4. Eet zo min mogelijk vleeswaren, bewerkt vlees, paté en worst. In bewerkt vlees (zoals worst) en vleeswaren zitten veel conserveringsmiddelen en zout. Ze zijn niet gezond omdat ze in verband worden gebracht met de toename van risico’s op beroertes, diabetes type 2 en kanker. Eet dit altijd met mate.
5. Kies diervriendelijker vlees. Ben je ook kritisch op het houden en doden van dieren? Er zijn veel mogelijkheden voor diervriendelijker vlees, bijvoorbeeld vlees dat afkomstig is van een scharrelboer uit de buurt. In de supermarkt kun je letten op de keurmerken. Bekende keurmerken met extra eisen op het gebied van milieu en dierenwelzijn zijn het EKO-keurmerk, Demeter of Beter Leven.

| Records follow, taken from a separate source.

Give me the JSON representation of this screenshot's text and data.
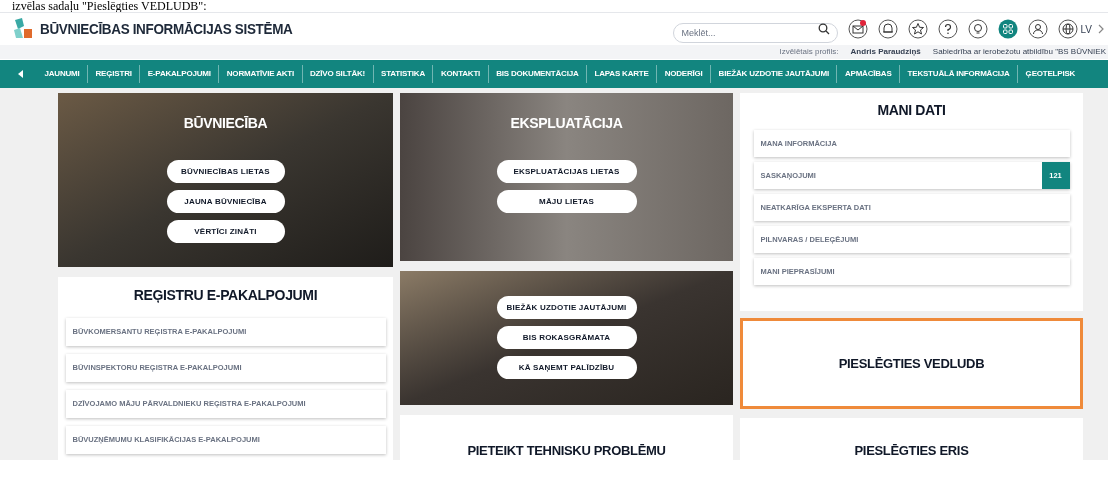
{
  "caption": "izvēlas sadaļu \"Pieslēgties VEDLUDB\":",
  "header": {
    "logo_text": "BŪVNIECĪBAS INFORMĀCIJAS SISTĒMA",
    "search": {
      "placeholder": "Meklēt..."
    },
    "icons": [
      {
        "kind": "mail",
        "selected": false,
        "notification": true
      },
      {
        "kind": "bell",
        "selected": false,
        "notification": false
      },
      {
        "kind": "star",
        "selected": false,
        "notification": false
      },
      {
        "kind": "help",
        "selected": false,
        "notification": false
      },
      {
        "kind": "bulb",
        "selected": false,
        "notification": false
      },
      {
        "kind": "apps",
        "selected": true,
        "notification": false
      },
      {
        "kind": "user",
        "selected": false,
        "notification": false
      },
      {
        "kind": "globe",
        "selected": false,
        "notification": false
      }
    ],
    "language": "LV"
  },
  "profile": {
    "label": "Izvēlētais profils:",
    "name": "Andris Paraudziņš",
    "organization": "Sabiedrība ar ierobežotu atbildību \"BS BŪVNIEK"
  },
  "nav": {
    "items": [
      "JAUNUMI",
      "REĢISTRI",
      "E-PAKALPOJUMI",
      "NORMATĪVIE AKTI",
      "DZĪVO SILTĀK!",
      "STATISTIKA",
      "KONTAKTI",
      "BIS DOKUMENTĀCIJA",
      "LAPAS KARTE",
      "NODERĪGI",
      "BIEŽĀK UZDOTIE JAUTĀJUMI",
      "APMĀCĪBAS",
      "TEKSTUĀLĀ INFORMĀCIJA",
      "ĢEOTELPISK"
    ]
  },
  "construction": {
    "title": "BŪVNIECĪBA",
    "buttons": [
      "BŪVNIECĪBAS LIETAS",
      "JAUNA BŪVNIECĪBA",
      "VĒRTĪCI ZINĀTI"
    ]
  },
  "operation": {
    "title": "EKSPLUATĀCIJA",
    "buttons": [
      "EKSPLUATĀCIJAS LIETAS",
      "MĀJU LIETAS"
    ]
  },
  "my_data": {
    "title": "MANI DATI",
    "items": [
      {
        "label": "MANA INFORMĀCIJA"
      },
      {
        "label": "SASKAŅOJUMI",
        "count": "121"
      },
      {
        "label": "NEATKARĪGA EKSPERTA DATI"
      },
      {
        "label": "PILNVARAS / DELEĢĒJUMI"
      },
      {
        "label": "MANI PIEPRASĪJUMI"
      }
    ]
  },
  "registers": {
    "title": "REĢISTRU E-PAKALPOJUMI",
    "items": [
      "BŪVKOMERSANTU REĢISTRA E-PAKALPOJUMI",
      "BŪVINSPEKTORU REĢISTRA E-PAKALPOJUMI",
      "DZĪVOJAMO MĀJU PĀRVALDNIEKU REĢISTRA E-PAKALPOJUMI",
      "BŪVUZŅĒMUMU KLASIFIKĀCIJAS E-PAKALPOJUMI"
    ]
  },
  "help": {
    "buttons": [
      "BIEŽĀK UZDOTIE JAUTĀJUMI",
      "BIS ROKASGRĀMATA",
      "KĀ SAŅEMT PALĪDZĪBU"
    ]
  },
  "vedludb": {
    "title": "PIESLĒGTIES VEDLUDB",
    "highlighted": true
  },
  "report": {
    "title": "PIETEIKT TEHNISKU PROBLĒMU"
  },
  "eris": {
    "title": "PIESLĒGTIES ERIS"
  }
}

6. Ontdek vegetarisch. Eiwit, ijzer en vitamines: de gezonde ingrediënten uit vlees zitten nagenoeg allemaal in plantaardige voedingsbronnen zoals soja, ei, peulvruchten of noten. Lekker, duurzaam en gezond. Als je je vlees vervangt door deze producten, loop je niet snel een tekort op aan voedingsstoffen. Wees alleen alert op vitamine B12. Een volledig veganistisch dieet (dus geen vlees, maar ook geen zuivel, kaas en ei) zorgt namelijk wél voor een vitamine B12-tekort wat niet zonder risico is.